Five hundred law enforcement officers have been assigned to monitor the towers to ensure that residents do not leave their small units. There are more than 1,300 units in the nine towers, and residents were not warned in advance of the lockdown.
The government will be arranging for food and healthcare services to be delivered to the tower residents, though residents have reportedly not been given details on how those logistics will work.

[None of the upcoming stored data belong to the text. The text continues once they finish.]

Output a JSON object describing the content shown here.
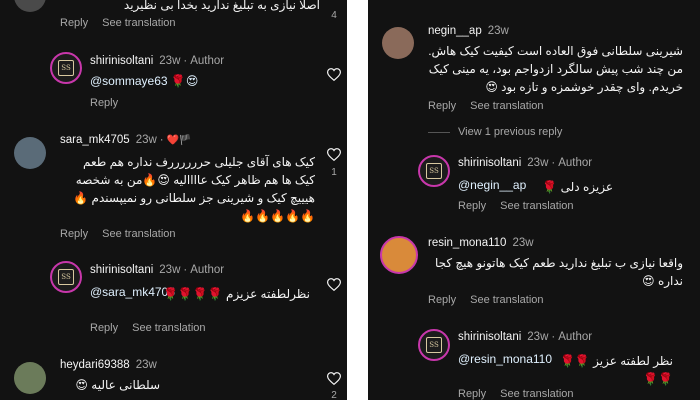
{
  "common": {
    "reply": "Reply",
    "see_translation": "See translation",
    "author_label": "Author",
    "dot": "·"
  },
  "left": {
    "top_partial": {
      "text": "اصلا نیازی به تبلیغ ندارید بخدا بی نظیرید",
      "likes": "4"
    },
    "c1": {
      "username": "shirinisoltani",
      "time": "23w",
      "mention": "@sommaye63",
      "emoji": "🌹😍"
    },
    "c2": {
      "username": "sara_mk4705",
      "time": "23w",
      "badge": "❤️🏴",
      "text": "کیک های آقای جلیلی حررررررف نداره هم طعم کیک ها هم ظاهر کیک عاااالیه 😍🔥من به شخصه هیییچ کیک و شیرینی جز سلطانی رو نمیپسندم 🔥🔥🔥🔥🔥🔥",
      "likes": "1"
    },
    "c3": {
      "username": "shirinisoltani",
      "time": "23w",
      "mention": "@sara_mk4705",
      "text": "نظرلطفته عزیزم 🌹🌹🌹🌹"
    },
    "c4": {
      "username": "heydari69388",
      "time": "23w",
      "text": "سلطانی عالیه 😍",
      "likes": "2"
    }
  },
  "right": {
    "c1": {
      "username": "negin__ap",
      "time": "23w",
      "text": "شیرینی سلطانی فوق العاده است کیفیت کیک هاش. من چند شب پیش سالگرد ازدواجم بود، یه مینی کیک خریدم. وای چقدر خوشمزه و تازه بود 😍"
    },
    "view_previous": "View 1 previous reply",
    "c2": {
      "username": "shirinisoltani",
      "time": "23w",
      "mention": "@negin__ap",
      "text": "عزیزه دلی 🌹"
    },
    "c3": {
      "username": "resin_mona110",
      "time": "23w",
      "text": "واقعا نیازی ب تبلیغ ندارید طعم کیک هاتونو هیچ کجا نداره 😍"
    },
    "c4": {
      "username": "shirinisoltani",
      "time": "23w",
      "mention": "@resin_mona110",
      "text": "نظر لطفته عزیز 🌹🌹🌹🌹"
    }
  },
  "colors": {
    "background": "#121212",
    "muted": "#a8a8a8",
    "mention": "#e0f1ff",
    "story_ring": "#c837ab"
  }
}
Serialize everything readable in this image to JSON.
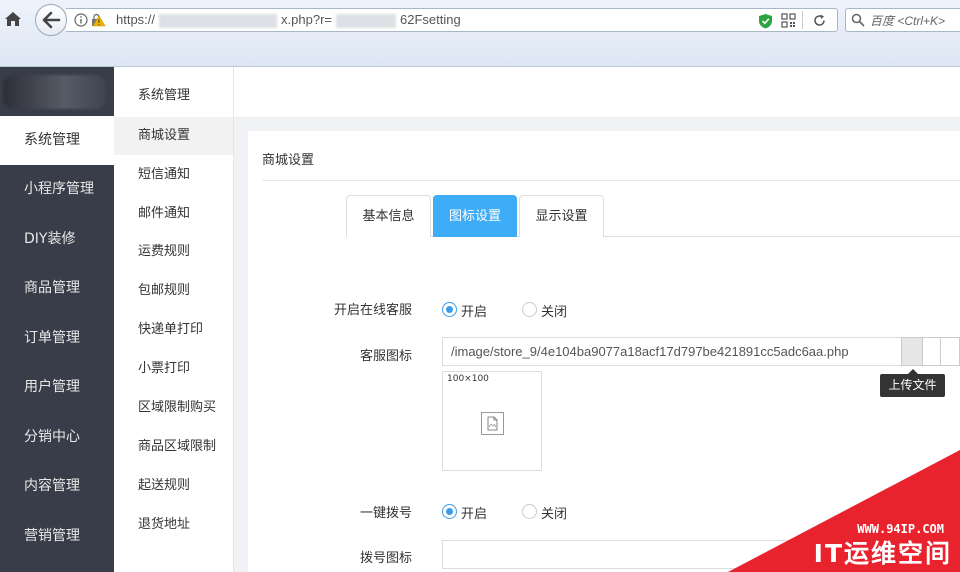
{
  "browser": {
    "url_prefix": "https://",
    "url_mid": "x.php?r=",
    "url_suffix": "62Fsetting",
    "search_placeholder": "百度 <Ctrl+K>"
  },
  "sidebar": {
    "items": [
      "系统管理",
      "小程序管理",
      "DIY装修",
      "商品管理",
      "订单管理",
      "用户管理",
      "分销中心",
      "内容管理",
      "营销管理"
    ],
    "active_index": 0
  },
  "submenu": {
    "title": "系统管理",
    "items": [
      "商城设置",
      "短信通知",
      "邮件通知",
      "运费规则",
      "包邮规则",
      "快递单打印",
      "小票打印",
      "区域限制购买",
      "商品区域限制",
      "起送规则",
      "退货地址"
    ],
    "active_index": 0
  },
  "panel": {
    "title": "商城设置",
    "tabs": [
      "基本信息",
      "图标设置",
      "显示设置"
    ],
    "active_tab": 1
  },
  "form": {
    "online_service_label": "开启在线客服",
    "service_icon_label": "客服图标",
    "service_icon_value": "/image/store_9/4e104ba9077a18acf17d797be421891cc5adc6aa.php",
    "upload_tooltip": "上传文件",
    "thumb_label": "100×100",
    "dial_label": "一键拨号",
    "dial_icon_label": "拨号图标",
    "on_label": "开启",
    "off_label": "关闭"
  },
  "watermark": {
    "url": "WWW.94IP.COM",
    "text": "IT运维空间"
  }
}
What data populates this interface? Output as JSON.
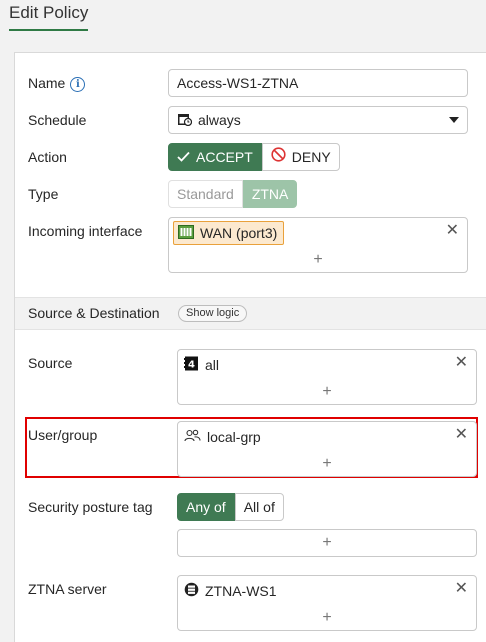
{
  "page": {
    "title": "Edit Policy"
  },
  "form": {
    "name": {
      "label": "Name",
      "value": "Access-WS1-ZTNA",
      "info_icon": "info-icon"
    },
    "schedule": {
      "label": "Schedule",
      "value": "always",
      "icon": "calendar-icon"
    },
    "action": {
      "label": "Action",
      "options": [
        "ACCEPT",
        "DENY"
      ],
      "selected": "ACCEPT"
    },
    "type": {
      "label": "Type",
      "options": [
        "Standard",
        "ZTNA"
      ],
      "selected": "ZTNA"
    },
    "incoming_interface": {
      "label": "Incoming interface",
      "items": [
        "WAN (port3)"
      ],
      "item_icon": "network-port-icon"
    }
  },
  "section": {
    "title": "Source & Destination",
    "logic_button": "Show logic"
  },
  "source": {
    "label": "Source",
    "items": [
      "all"
    ],
    "item_icon": "address-icon"
  },
  "user_group": {
    "label": "User/group",
    "items": [
      "local-grp"
    ],
    "item_icon": "user-group-icon"
  },
  "posture": {
    "label": "Security posture tag",
    "options": [
      "Any of",
      "All of"
    ],
    "selected": "Any of"
  },
  "ztna_server": {
    "label": "ZTNA server",
    "items": [
      "ZTNA-WS1"
    ],
    "item_icon": "server-icon"
  },
  "controls": {
    "remove": "✕",
    "add": "+"
  },
  "colors": {
    "accent_green": "#3f7a53",
    "highlight_red": "#e00000",
    "chip_orange": "#e9a13b"
  }
}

Daniel Andrews, the premier of Victoria, said the decision to lock the towers was made due to "patterns of movement, friendship groups," and "family groups" within the towers. "You will not be allowed to leave your unit, your dwelling within that tower, for any reason," he said.
Several neighboring zip codes will also be placed on stage-three stay-at-home lockdown, though those individuals will still be allowed to leave their homes to exercise, grocery shop, and provide other essential caregiving activities.
Victoria has recorded 108 new cases of the virus in the last 24 hours, which is the state's highest figure since late March. Twenty-three of those cases came from inside the nine towers. The government is planning on testing each of the residents of the towers over the next five days.